彼女と僕の罪と罰

雨宮悠理

彼女と僕の罪と罰

薄暗い教室で僕は彼女に土下座する。

彼女を騙していた僕は床に頭を擦り付ける。彼女は目をぱちくりさせて話を聞いている。


「う、噓でしょ……冗談でしょ? ね?」


彼女はそう言って僕の肩を揺さぶる。僕はゆっくりと上体を起こして、彼女の目を見る。


「うん……噓だよ」


そう言った瞬間、彼女の目に涙が溜まっていく。

ああ、泣かせちゃったなと僕は思う。

もっと優しい言葉を選べば良かったかなと後悔するが、もう言葉は取り消せない。

僕はポケットから携帯電話を取り出して、彼女に突きつける。


「ごめん……」


そう呟いて僕は彼女を写真に収める。彼女は呆然とした表情で写真を撮られる。


「この写真をばら撒かれたくなかったら……僕と付き合ってください」


僕は彼女の目を見てそう言う。

彼女はゆっくりと顔を上げて、僕の顔をまじまじと見つめる。

その目は涙をためたままで、唇には薄ら笑いを浮かべている。


「いいわ……付き合いましょう」


彼女はそう言って僕にキスをする。

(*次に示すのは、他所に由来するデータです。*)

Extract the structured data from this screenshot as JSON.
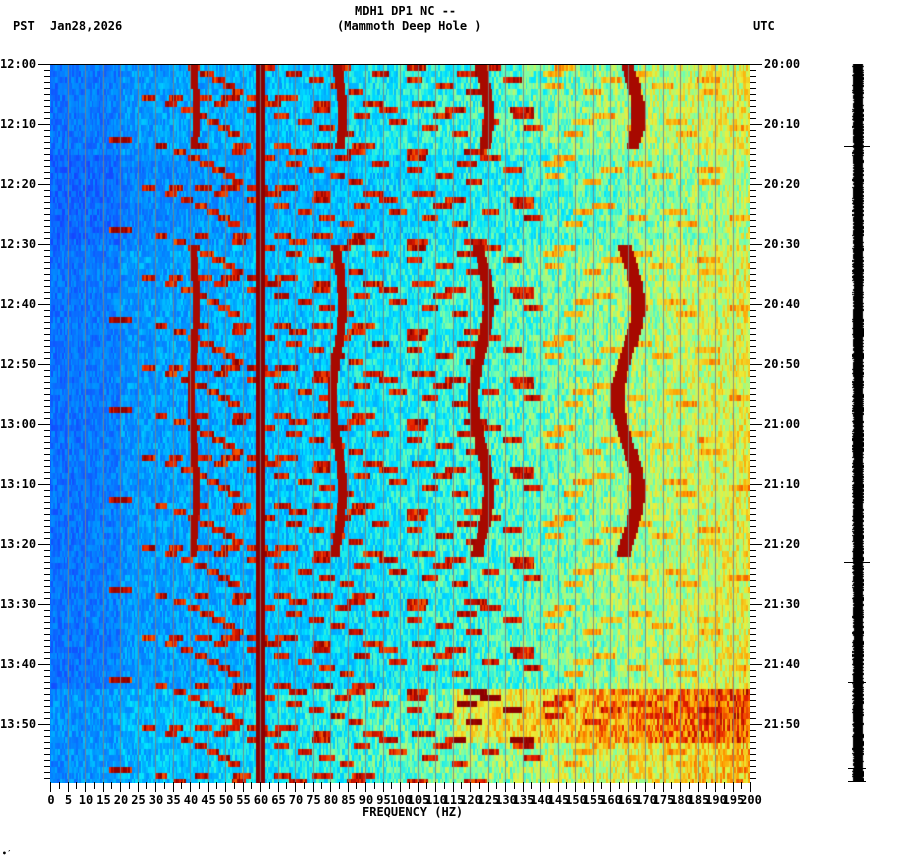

夕暮れの教室で僕たちはキスをする。窓の外では雨が降っている。教室の中は夕暮れと雨の音で満たされている。僕たちはそれに逆らうようにキスを続ける。

彼女の僕の写真を撮って、キスをする。


これは一つの罪と一つの罰で、僕と彼女を縛り付けているものでもある。


「ねぇ……二人で逃げて幸せになろうね」


彼女はそう言って僕の胸の中で目を瞑る。僕は「うん」と言って彼女を強く抱きしめる。

雨はやむことなく小さな空間を包み込んでいた。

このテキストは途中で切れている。